To test their model, Otterstatter went into the field near several agricultural greenhouses and captured bumblebees that were foraging with butterfly nets, put them into vials and carried them back to the laboratory to screen for pathogens, and also examined their feces.
They found that bumblebees foraging nearest to the greenhouses were mostly “spillover” from the greenhouse, but their numbers fell off steeply with distance from the greenhouse (figure 2);
After collecting data for nine weeks, Otterstatter and Thomson found that their mathematical model accurately predicted that the prevalence of infection with the C. bombi pathogen was tightly correlated with distance from a commercial greenhouse (figure 3);
DOI: 10.1371/journal.pone.0002771 [larger view].
Otterstatter and Thomson found that 89 percent of commercial bee colonies in the study greenhouses were infected with the pathogen, C. bombi, that wild bumblebees commonly shared flowers with commercial bumblebees, and that could be the primary source for infection among wild bees. Otterstatter also examined wild bumblebees located near a commercial greenhouse that had ceased using industrial bumblebees to pollinate their crops. These wild bumblebees were free of infection with this exotic pathogen.
Otterstatter also found that C. bombi infections were more intense among individuals located near agricultural greenhouses, and the population dynamics of bumblebees infected with this pathogen mirrored infections with a second pathogen, the microsporidian Nosema bombi, that he identified in bumblebees at one of the study greenhouses.
“All of the different species of bumblebees that we sampled around greenhouses showed the same pattern: really high levels of infection near greenhouses and then declining levels of infection as you moved out,” reports Otterstatter. “It was quite obvious that this was coming from the greenhouses and it was a general adverse effect on the bumblebees.”
Otterstatter and Thomson’s research clearly shows that lack of careful management of industrial bumblebees by agriculture is jeopardizing wild populations.
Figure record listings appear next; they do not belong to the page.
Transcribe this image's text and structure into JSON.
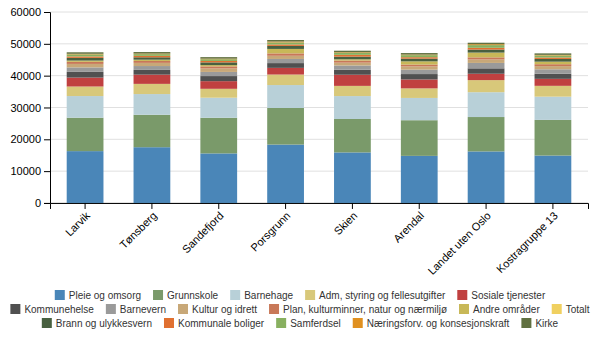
{
  "chart_data": {
    "type": "bar",
    "stacked": true,
    "categories": [
      "Larvik",
      "Tønsberg",
      "Sandefjord",
      "Porsgrunn",
      "Skien",
      "Arendal",
      "Landet uten Oslo",
      "Kostragruppe 13"
    ],
    "series": [
      {
        "name": "Pleie og omsorg",
        "color": "#4A86B8",
        "values": [
          16290,
          17518,
          15570,
          18348,
          15886,
          14800,
          16200,
          14900
        ]
      },
      {
        "name": "Grunnskole",
        "color": "#7A9A6A",
        "values": [
          10500,
          10200,
          11200,
          11500,
          10500,
          11200,
          10800,
          11200
        ]
      },
      {
        "name": "Barnehage",
        "color": "#B8D0D8",
        "values": [
          6800,
          6500,
          6300,
          7200,
          7200,
          7000,
          7800,
          7300
        ]
      },
      {
        "name": "Adm, styring og fellesutgifter",
        "color": "#D8C87A",
        "values": [
          3000,
          3200,
          2800,
          3300,
          3200,
          3000,
          3800,
          3400
        ]
      },
      {
        "name": "Sosiale tjenester",
        "color": "#C04040",
        "values": [
          2800,
          2900,
          2400,
          2100,
          3500,
          2800,
          2000,
          2200
        ]
      },
      {
        "name": "Kommunehelse",
        "color": "#505050",
        "values": [
          1800,
          1500,
          1600,
          1500,
          1600,
          1700,
          1700,
          1600
        ]
      },
      {
        "name": "Barnevern",
        "color": "#9A9A9A",
        "values": [
          1400,
          1200,
          1300,
          1300,
          1300,
          1400,
          1700,
          1400
        ]
      },
      {
        "name": "Kultur og idrett",
        "color": "#C8A878",
        "values": [
          1100,
          1000,
          1100,
          1000,
          900,
          1000,
          1100,
          1000
        ]
      },
      {
        "name": "Plan, kulturminner, natur og nærmiljø",
        "color": "#C87858",
        "values": [
          650,
          600,
          650,
          750,
          650,
          600,
          650,
          600
        ]
      },
      {
        "name": "Andre områder",
        "color": "#C8B858",
        "values": [
          400,
          400,
          400,
          1400,
          400,
          1000,
          1500,
          800
        ]
      },
      {
        "name": "Totalt",
        "color": "#F0D060",
        "values": [
          0,
          0,
          0,
          0,
          0,
          0,
          0,
          0
        ]
      },
      {
        "name": "Brann og ulykkesvern",
        "color": "#486040",
        "values": [
          850,
          750,
          850,
          950,
          850,
          850,
          950,
          850
        ]
      },
      {
        "name": "Kommunale boliger",
        "color": "#E07030",
        "values": [
          450,
          450,
          450,
          450,
          550,
          450,
          550,
          450
        ]
      },
      {
        "name": "Samferdsel",
        "color": "#88B060",
        "values": [
          650,
          550,
          550,
          650,
          650,
          650,
          850,
          650
        ]
      },
      {
        "name": "Næringsforv. og konsesjonskraft",
        "color": "#E09020",
        "values": [
          180,
          180,
          180,
          280,
          180,
          180,
          280,
          180
        ]
      },
      {
        "name": "Kirke",
        "color": "#607040",
        "values": [
          470,
          470,
          470,
          470,
          470,
          470,
          470,
          470
        ]
      }
    ],
    "ylim": [
      0,
      60000
    ],
    "yticks": [
      0,
      10000,
      20000,
      30000,
      40000,
      50000,
      60000
    ],
    "grid": true,
    "legend": "bottom"
  }
}
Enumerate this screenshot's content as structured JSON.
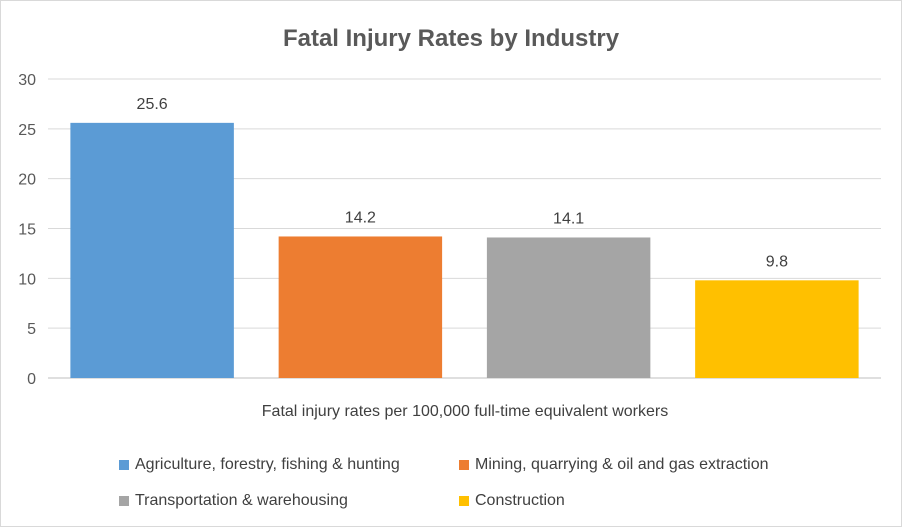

Additionally, this problem can be prevented easily and cheaply.
“Regardless of the mechanism(s), spillover would be reduced, or perhaps even eliminated, if greenhouses were modified to prevent the cross-traffic of commercial and wild bees,” write Otterstatter and Thomson. “Simple mesh screens, fitted to the ventilation systems of greenhouses, would minimize both the loss of costly commercial pollinators and the entrance of wild species.”
Otterstatter, M.C., Thomson, J.D., Adler, F.R. (2008). Does Pathogen Spillover from Commercially Reared Bumble Bees Threaten Wild Pollinators? PLoS ONE, 3(7), e2771. DOI: 10.1371/journal.pone.0002771.